TUESDAY, MAY 19, 2009
Assault on Mt. Mitchell (not a race)

All century rides say the same thing; “this is not a race.”

It’s ALWAYS a race.

Maybe not for most riders, but there is always a subset of people who consider it a race from the first pedal stroke. I’ve been in small groups with 1 mile to go when someone who’s seen WAY too many professional bike races on TV suddenly bolts from our little group (after sharing none of the pace making) and storms ahead in order to “beat” us by 30 seconds.

The Assault on Mt. Mitchell always makes the point that it’s not a race. This year, though, they even made you click a checkbox on the registration indicating that you acknowledge that it is not a race.
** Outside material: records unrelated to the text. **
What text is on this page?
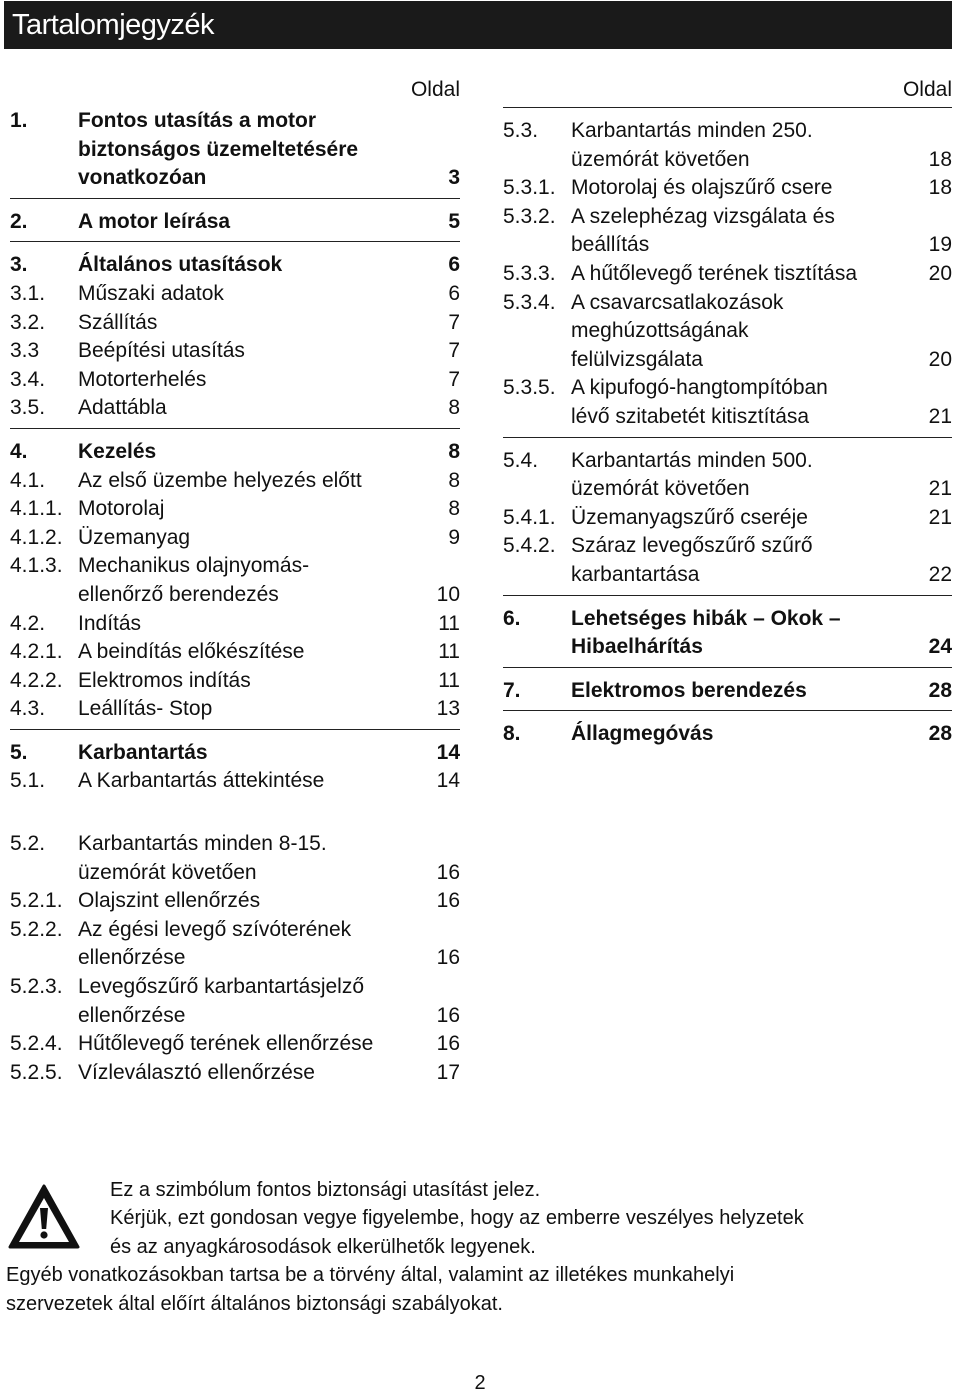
Tartalomjegyzék
Oldal
1.	Fontos utasítás a motor
biztonságos üzemeltetésére
vonatkozóan	3
2.	A motor leírása	5
3.	Általános utasítások	6
3.1.	Műszaki adatok	6
3.2.	Szállítás	7
3.3	Beépítési utasítás	7
3.4.	Motorterhelés	7
3.5.	Adattábla	8
4.	Kezelés	8
4.1.	Az első üzembe helyezés előtt	8
4.1.1. Motorolaj	8
4.1.2. Üzemanyag	9
4.1.3. Mechanikus olajnyomás-
ellenőrző berendezés	10
4.2.	Indítás	11
4.2.1. A beindítás előkészítése	11
4.2.2. Elektromos indítás	11
4.3.	Leállítás- Stop	13
5.	Karbantartás	14
5.1.	A Karbantartás áttekintése	14
5.2.	Karbantartás minden 8-15.
üzemórát követően	16
5.2.1. Olajszint ellenőrzés	16
5.2.2. Az égési levegő szívóterének
ellenőrzése	16
5.2.3. Levegőszűrő karbantartásjelző
ellenőrzése	16
5.2.4. Hűtőlevegő terének ellenőrzése	16
5.2.5. Vízleválasztó ellenőrzése	17
Oldal
5.3.	Karbantartás minden 250.
üzemórát követően	18
5.3.1. Motorolaj és olajszűrő csere	18
5.3.2. A szelephézag vizsgálata és
beállítás	19
5.3.3. A hűtőlevegő terének tisztítása	20
5.3.4. A csavarcsatlakozások
meghúzottságának
felülvizsgálata	20
5.3.5. A kipufogó-hangtompítóban
lévő szitabetét kitisztítása	21
5.4.	Karbantartás minden 500.
üzemórát követően	21
5.4.1. Üzemanyagszűrő cseréje	21
5.4.2. Száraz levegőszűrő szűrő
karbantartása	22
6.	Lehetséges hibák – Okok –
Hibaelhárítás	24
7.	Elektromos berendezés	28
8.	Állagmegóvás	28
Ez a szimbólum fontos biztonsági utasítást jelez.
Kérjük, ezt gondosan vegye figyelembe, hogy az emberre veszélyes helyzetek
és az anyagkárosodások elkerülhetők legyenek.
Egyéb vonatkozásokban tartsa be a törvény által, valamint az illetékes munkahelyi
szervezetek által előírt általános biztonsági szabályokat.
2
OK then, this is certainly NOT a race.

In order to better emphasize that point, the organizers eliminated the mass start of years past, and “for safety reasons” put successive groups in a start order based on previous years finishing times. So faster riders were started 1,2,3,4 minutes before my group.

Organizing the start based on speed sure sounds like some kinda race.

OK, well maybe that still doesn’t turn it into any kind of race for those of us who don’t think of it as one. I mean, let those bozos ride it the way their egos demand and just ride the ride you want.

Yeah, but, this year there is a brand new feature that pitted everyone else against each other (sounds like you’re talking about some kind of race?)

That’s right, an elimination aspect was added this year that turned the whole thing into a “me vs. all the rest of you.”

In prior years, there was a very sensible rule that if you didn’t make it the Blue Ridge Parkway by 4PM, it was not possible for you to safely make it to the finish before dark. Totally reasonable.

This year, they decided to impose (known before, but never enforced) a 750 rider limit who would be permitted to enter the Blue Ridge Parkway to continue on to the finish.

Well, kinda sucks, but in the past, only rarely did many more than 750 of the 1000 who were allowed to sign up for the event finish anyhow.

Except this year, they increased the field to around 1200.


By definition, ~40% of starters will not finish this ride.

With that in mind, I knew I’d have to ride faster than I wanted to, at least until I was safely on the Parkway.

Some people must still not watch the Weather Channel, or even have a TV, or internet access.

It was 50 degrees at the start and predicted to be 50 at the summit at the finish. We’d be riding into Northeast headwinds for most of the morning. The high in Marion, at 75 miles was maybe going to be in the mid-60’s.

Knowing that, there were many riders in shorts and short sleeves at the start. I had on my winter shoes, knickers, a wool base layer and wool jersey with wool arm warmers and a wind vest. I was never too warm and often even felt a slight chill (perfect clothing choices for me).

Knowing my need for a faster ride to Marion and then to the Parkway, I skipped 3 of the 4 rest stops and got to the one in Marion as the rider count just topped 600.

I skipped the rest stop part way up route 80 and made it to the Parkway with time to spare. When I pulled out of that rest stop at 1PM the rider count was at 650. I figure they reached the cut-off by 2 or 2:30. It later occurred to me that with many riders subsequently abandoning the ride AFTER they reached the Parkway, less than 750 would actually finish.

As had been the case all day, the weather was just great. Clear sunny skies and the best views I’d ever seen on the Parkway. Now that I knew I could finish, I took my time and finally could settle down and enjoy the ride.

When I got to the turn off the Parkway that takes you to the summit, there is still 1000 feet of climbing with about 5 miles to go. I began to, for the first time all day, actually pass other riders on the road. Many people were walking their bikes (and at 4mph I wasn’t a whole lot faster). I just settled into rhythm and enjoyed the scenery. Finishing in 9 hours 30 minutes was a decent time for me (it’s not a race) and I probably was less tired than I’d been at the finish of most of the rides.

I had plenty of time to rest while I waited an hour and half for a bus ride back down to Marion and then another hour sitting on a bus in Marion waiting to start back to Spartanburg.